Interestingly, of the three "weightier matters" Christ says to focus on—judgment, mercy, and faith—only one is even mentioned in the Ten Commandments. Mercy is not listed as one of the Ten or emphasized as a major tenet but as a blessing from God to the thousands who keep His law (Exodus 20:6).
How then, do these three virtues carry such weight with the law? The Pharisees were in horrendous spiritual condition. Notice that Christ did not simply say, "You are breaking the law—keep it!" They had the law, and they allegedly kept it, ever so minutely. The problem was that they had completely lost the meaning and purpose of the law! Rather than it being a joy and benefit to them, it had become a burden grievous to be borne and unhealthy to their spiritual state.
God intends the law to be "the law of liberty" (James 1:25; 2:12). If a person looks into it and obeys, he is liberated from guilt, shame, feelings of worthlessness, self-pity, abandonment, and loneliness. In short, we can only obtain joy and happiness when we keep the law with God's intended spirit and attitude. Any other use of the law or the breaking of it leads to negative effects that preclude joy and happiness.

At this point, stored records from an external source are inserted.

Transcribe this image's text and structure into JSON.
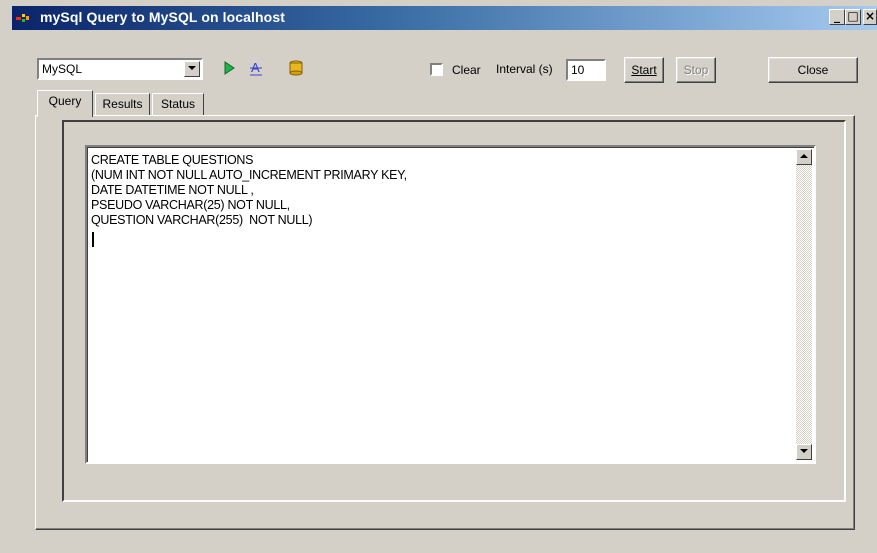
{
  "window": {
    "title": "mySql Query to MySQL on localhost",
    "minimize_glyph": "_",
    "maximize_glyph": "□",
    "close_glyph": "×"
  },
  "toolbar": {
    "database_value": "MySQL",
    "icons": [
      "run-icon",
      "format-icon",
      "database-icon"
    ],
    "clear_label": "Clear",
    "clear_checked": false,
    "interval_label": "Interval (s)",
    "interval_value": "10",
    "start_label": "Start",
    "stop_label": "Stop",
    "close_label": "Close"
  },
  "tabs": [
    {
      "label": "Query",
      "active": true
    },
    {
      "label": "Results",
      "active": false
    },
    {
      "label": "Status",
      "active": false
    }
  ],
  "editor": {
    "lines": "CREATE TABLE QUESTIONS\n(NUM INT NOT NULL AUTO_INCREMENT PRIMARY KEY,\nDATE DATETIME NOT NULL ,\nPSEUDO VARCHAR(25) NOT NULL,\nQUESTION VARCHAR(255)  NOT NULL)"
  },
  "colors": {
    "titlebar_start": "#0a246a",
    "titlebar_end": "#a6caf0",
    "face": "#d4d0c8"
  }
}
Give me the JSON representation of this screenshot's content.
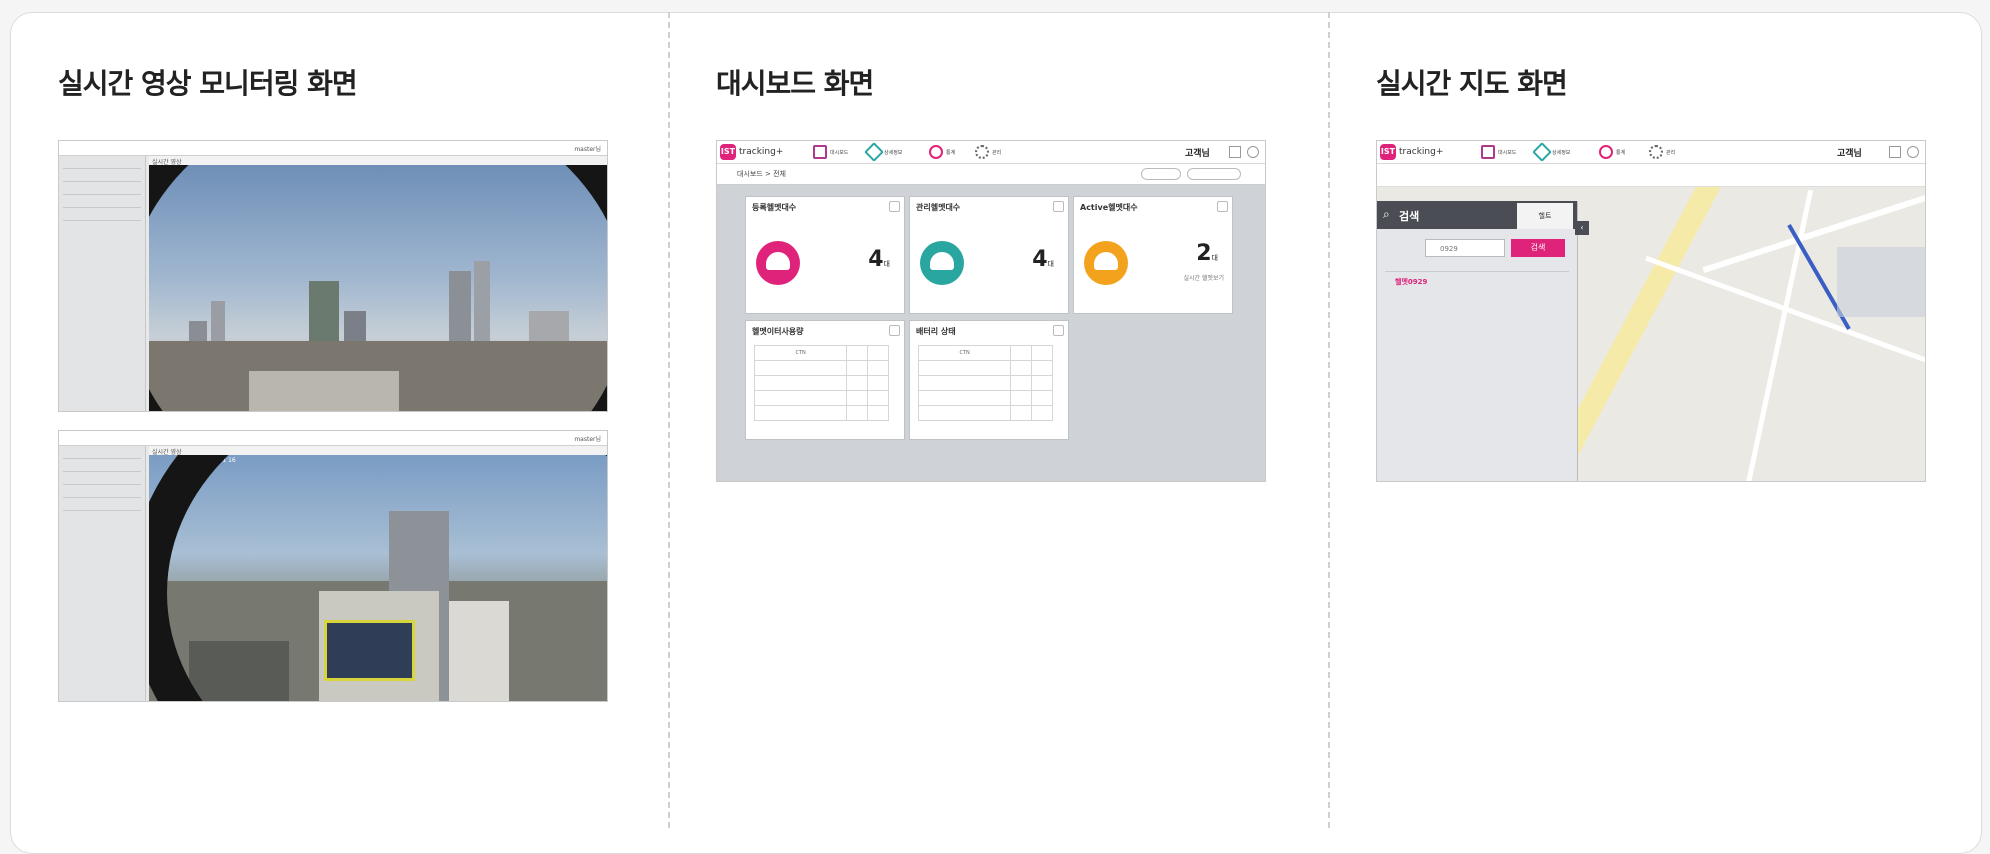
{
  "columns": [
    {
      "title": "실시간 영상 모니터링 화면"
    },
    {
      "title": "대시보드 화면"
    },
    {
      "title": "실시간 지도 화면"
    }
  ],
  "monitor": {
    "top_right": "master님",
    "cam1_title": "실시간 영상",
    "cam2_title": "실시간 영상",
    "cam2_timestamp": "11 21 16"
  },
  "dashboard": {
    "logo": "IST",
    "logo_text": "tracking+",
    "nav": [
      "대시보드",
      "상세정보",
      "통계",
      "관리"
    ],
    "user": "고객님",
    "breadcrumb": "대시보드 > 전체",
    "tiles": [
      {
        "title": "등록헬멧대수",
        "value": "4",
        "unit": "대",
        "color": "#e0237a"
      },
      {
        "title": "관리헬멧대수",
        "value": "4",
        "unit": "대",
        "color": "#2aa6a0"
      },
      {
        "title": "Active헬멧대수",
        "value": "2",
        "unit": "대",
        "sub": "실시간 헬멧보기",
        "color": "#f2a21c"
      }
    ],
    "tables": [
      {
        "title": "헬멧이터사용량",
        "rows": [
          "CTN",
          "",
          "",
          "",
          ""
        ]
      },
      {
        "title": "배터리 상태",
        "rows": [
          "CTN",
          "",
          "",
          "",
          ""
        ]
      }
    ]
  },
  "map": {
    "logo": "IST",
    "logo_text": "tracking+",
    "nav": [
      "대시보드",
      "상세정보",
      "통계",
      "관리"
    ],
    "user": "고객님",
    "search_title": "검색",
    "tab": "헬트",
    "input_value": "0929",
    "search_button": "검색",
    "result": "헬멧0929"
  }
}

They had taken what Jesus and His Father had instituted as a blessing and turned it into a curse. Paul, "a Pharisee, the son of a Pharisee" (Acts 23:6) recognized how the law could become an enemy: "And the commandment, which was to bring life, I found to bring death" (Romans 7:10). When the law is applied wrongly, the consequences are always destructive.
The scribes and Pharisees used the law on others like a club and perverted it for their own selfish gain. "Pure and undefiled religion before God and the Father is this: to visit orphans and widows in their trouble" (James 1:27). How could anyone, by any stretch of the imagination, reason a way to turn this around to the point he could turn widows and orphans out of their homes, then stand in the streets as if righteous, making long prayers to God?
Is it any wonder Christ denounces them so harshly? Considering the content and repetition in His vilification, Jesus Christ is as incensed at them as perhaps anyone He ever addresses in the Bible, Old or New Testament. After calling them snakes in Matthew 23:33, He questions if there is any way they can escape eternal damnation!
Yet in His righteous anger, He still gives them insight on how to correct their course, to put them back on track regarding the spirit and attitude necessary to keep the law properly. Christ intends His instruction to cause us to think through three basic elements of the purpose of that law and how it should work to man's good.
To the Pharisees, He did not explain the relationship of judgment, mercy, and faith to the law. Why cast His pearls before swine? But if they would make the effort, He gave them a clue about how to straighten out their thinking. In so doing, they would re-establish the law's purpose and meaning and gain correct perspective in how to keep it. History shows they did not take the hint.